I due nominativi sono stati inclusi nella seconda lista presentata in assemblea, quella siglata dall'accordo dei soci Unicoop Firenze, Finamonte e dallo stesso Lorenzo Gorgoni, in proprio e come procuratore di altri 58 soci. Quest'ultimo era membro anche del precedente consiglio di amministrazione.

Al momento della nomina Briamonte, avvocato classe 1977 dello studio di Franzo Grande Stevens, era anche consigliere della Juventus; Gorgoni, Cavaliere del lavoro dal 2002, ha iniziato come consigliere della Banca del Salento. Attualmente siede nei board di Telecom Italia Media e del Fondo Italiano d'Investimento, oltre a essere consigliere di Invitalia e dell'Abi.

Il nuovo filone di inchiesta è sempre condotto dai pm senesi Antonino Nastasi, Aldo Natalini e Giuseppe Grosso, titolari dell'inchiesta sull'acquisizione di Antonveneta da parte del Monte dei Paschi. Per il nuovo ambito d'indagine al momento nessuno è stato iscritto nel registro degli indagati. L'ipotesi vorrebbe in particolare far luce su una serie di comunicazioni fatte trapelare alla stampa in merito al consiglio di amministrazione di Mps che si è riunito giovedì scorso e ha avviato l'azione di responsabilità contro gli ex vertici. A far aprire il fascicolo sarebbe stato un esposto della stessa banca, che avrebbe "agito correttamente e nei tempi giusti" comunicando al mercato le decisioni del cda la mattina dopo il suo svolgimento.

Briamonte ha detto all'agenzia LaPresse di essere "favorevole a qualsiasi attività della magistratura che serva a fare chiarezza sulla gestione della banca e sull'onorabilità di ciascun membro del consiglio d'amministrazione. Per questo motivo, sto collaborando in tutta tranquillità con gli agenti della Guardia di Finanza. Confermo di non essere in alcun modo indagato".

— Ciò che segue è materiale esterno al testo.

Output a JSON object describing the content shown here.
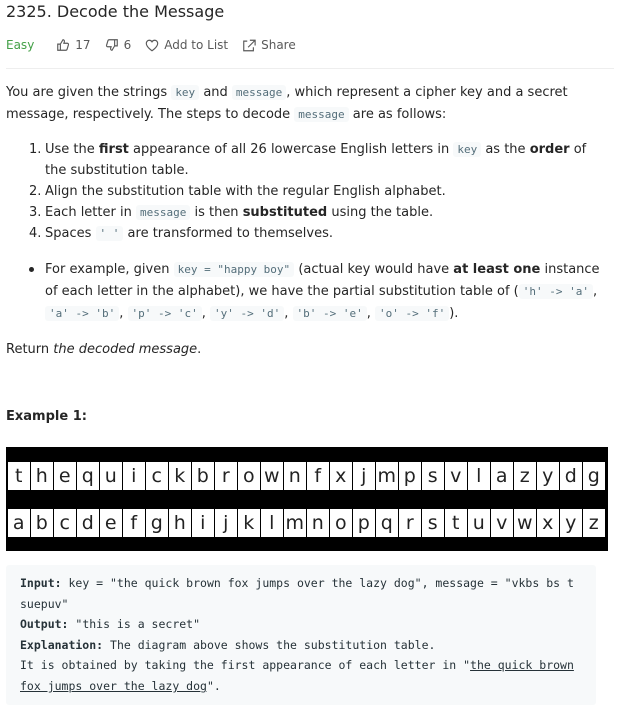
{
  "problem": {
    "title": "2325. Decode the Message",
    "difficulty": "Easy",
    "likes": "17",
    "dislikes": "6",
    "add_to_list": "Add to List",
    "share": "Share"
  },
  "description": {
    "intro_1": "You are given the strings ",
    "intro_key": "key",
    "intro_2": " and ",
    "intro_message": "message",
    "intro_3": ", which represent a cipher key and a secret message, respectively. The steps to decode ",
    "intro_message_2": "message",
    "intro_4": " are as follows:",
    "steps": [
      {
        "num": "1.",
        "a": "Use the ",
        "b": "first",
        "c": " appearance of all 26 lowercase English letters in ",
        "code": "key",
        "d": " as the ",
        "e": "order",
        "f": " of the substitution table."
      },
      {
        "num": "2.",
        "text": "Align the substitution table with the regular English alphabet."
      },
      {
        "num": "3.",
        "a": "Each letter in ",
        "code": "message",
        "b": " is then ",
        "c": "substituted",
        "d": " using the table."
      },
      {
        "num": "4.",
        "a": "Spaces ",
        "code": "' '",
        "b": " are transformed to themselves."
      }
    ],
    "example_bullet": {
      "a": "For example, given ",
      "code": "key = \"happy boy\"",
      "b": " (actual key would have ",
      "c": "at least one",
      "d": " instance of each letter in the alphabet), we have the partial substitution table of (",
      "codes": [
        "'h' -> 'a'",
        "'a' -> 'b'",
        "'p' -> 'c'",
        "'y' -> 'd'",
        "'b' -> 'e'",
        "'o' -> 'f'"
      ],
      "e": ")."
    },
    "return_a": "Return ",
    "return_b": "the decoded message",
    "return_c": "."
  },
  "example": {
    "heading": "Example 1:",
    "top_row": [
      "t",
      "h",
      "e",
      "q",
      "u",
      "i",
      "c",
      "k",
      "b",
      "r",
      "o",
      "w",
      "n",
      "f",
      "x",
      "j",
      "m",
      "p",
      "s",
      "v",
      "l",
      "a",
      "z",
      "y",
      "d",
      "g"
    ],
    "bottom_row": [
      "a",
      "b",
      "c",
      "d",
      "e",
      "f",
      "g",
      "h",
      "i",
      "j",
      "k",
      "l",
      "m",
      "n",
      "o",
      "p",
      "q",
      "r",
      "s",
      "t",
      "u",
      "v",
      "w",
      "x",
      "y",
      "z"
    ],
    "input_label": "Input:",
    "input_line1": " key = \"the quick brown fox jumps over the lazy dog\", message = \"vkbs bs t",
    "input_line2": "suepuv\"",
    "output_label": "Output:",
    "output_value": " \"this is a secret\"",
    "explanation_label": "Explanation:",
    "explanation_value": " The diagram above shows the substitution table.",
    "explanation_line2": "It is obtained by taking the first appearance of each letter in \"",
    "explanation_phrase1": "the quick brown",
    "explanation_phrase2": "fox jumps over the lazy dog",
    "explanation_end": "\"."
  }
}
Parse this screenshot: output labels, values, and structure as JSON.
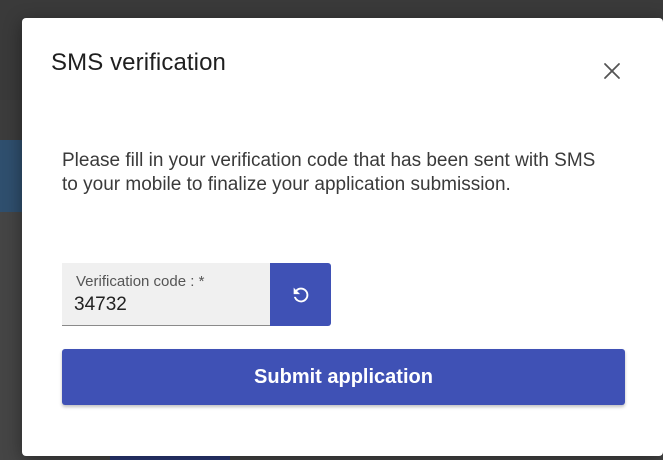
{
  "dialog": {
    "title": "SMS verification",
    "close_icon": "close-icon",
    "description": "Please fill in your verification code that has been sent with SMS to your mobile to finalize your application submission.",
    "verification_field": {
      "label": "Verification code : *",
      "value": "34732"
    },
    "refresh_icon": "refresh-icon",
    "submit_label": "Submit application"
  },
  "colors": {
    "primary": "#3f51b5",
    "field_background": "#f0f0f0",
    "overlay": "#3c3c3c"
  }
}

Parallelamente a questo nuovo filone, i finanzieri del nucleo speciale di polizia valutaria della guardia di finanza stanno eseguendo sequestri di somme e titoli, per circa 6 milioni di euro. La somma è risultata nella disponibilità dell'ex capo dell'area finanza di Mps, Gian Luca Baldassarri (arrestato nel corso dell' inchiesta), del suo vice Alessandro Toccafondi, e di altre due persone coinvolte nell'inchiesta, David Ionni e Antonio Pantalena.

Per quanto riguarda Ionni, il suo nome era emerso già nell'ambito del primo sequestro da circa 40 milioni come legato alla società Enigma Securities. Per quanto riguarda il nome di Pantalena, invece, si tratta di una novità. Effettuando una ricerca sull'aggregatore di profili LinkedIn, emerge il risultato di un Antonio Pantalena che svolge il ruolo di trader presso il Monte, membro in particolare del "futures trader team". Il denaro è stato trovato dopo segnalazioni per operazioni sospette ai fini della prevenzione del riciclaggio.